Des dizaines d’affiches, des graffiti multicolores, des collages, des installations : un musée du « soulèvement social » a ouvert ses portes à Santiago pour garder le souvenir d’une contestation inédite qui a durablement marqué le Chili.
Le 18 octobre 2019, une vague sans précédent de manifestations éclate pour réclamer plus de justice sociale face à un système économique accusé de favoriser les plus riches. Parallèlement, un puissant mouvement culturel émerge, avec une créativité qui semble sans limite. Les murs de la capitale deviennent en quelques jours le support non seulement d’une dénonciation qui traduit la rage accumulée pendant des années face aux inégalités sociales, mais aussi des espoirs de nombreux jeunes artistes pour un avenir meilleur. Un an plus tard, alors que les œuvres de cet art de rue éphémère disparaissent des murs de la capitale, effacées par les intempéries ou recouvertes par de nouvelles créations, un musée vient d’ouvrir à quelques encablures de la désormais célèbre Plaza Italia, épicentre des manifestations rebaptisée par les protestataires Place de la Dignité.

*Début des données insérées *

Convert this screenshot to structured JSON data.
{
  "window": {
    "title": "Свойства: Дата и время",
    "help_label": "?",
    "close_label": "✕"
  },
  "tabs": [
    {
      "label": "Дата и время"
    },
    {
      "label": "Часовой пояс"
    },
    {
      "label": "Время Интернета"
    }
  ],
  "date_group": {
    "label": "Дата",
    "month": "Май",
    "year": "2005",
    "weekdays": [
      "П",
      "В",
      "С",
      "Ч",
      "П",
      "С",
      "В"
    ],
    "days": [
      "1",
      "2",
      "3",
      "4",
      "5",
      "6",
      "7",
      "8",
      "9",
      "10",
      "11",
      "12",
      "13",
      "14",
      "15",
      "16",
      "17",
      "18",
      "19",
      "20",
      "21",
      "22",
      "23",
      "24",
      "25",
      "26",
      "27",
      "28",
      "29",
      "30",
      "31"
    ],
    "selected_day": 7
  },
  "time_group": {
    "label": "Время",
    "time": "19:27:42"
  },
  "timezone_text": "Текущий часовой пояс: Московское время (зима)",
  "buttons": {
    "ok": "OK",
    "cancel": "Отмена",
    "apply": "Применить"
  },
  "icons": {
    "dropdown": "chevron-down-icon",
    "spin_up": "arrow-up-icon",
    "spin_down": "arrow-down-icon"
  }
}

« Nous avons voulu créer cet espace afin que soit montré ce qui s’est exprimé dans la rue lors des manifestations », explique à l’AFP l’artiste visuel Marcel Sola qui a demandé à 70 artistes de reproduire leurs oeuvres murales et de rassembler divers objets emblématiques, selon eux, de cette période. Sur les murs du musée revivent ainsi des fresques apparues au plus fort des manifestations comme celle représentant l’ancien président socialiste Salvador Allende (1970-1973) portant une veste de fleurs colorées et formant un coeur avec ses mains, ou encore celle montrant un ange, masqué, le mot « dignité » inscrit sur le front.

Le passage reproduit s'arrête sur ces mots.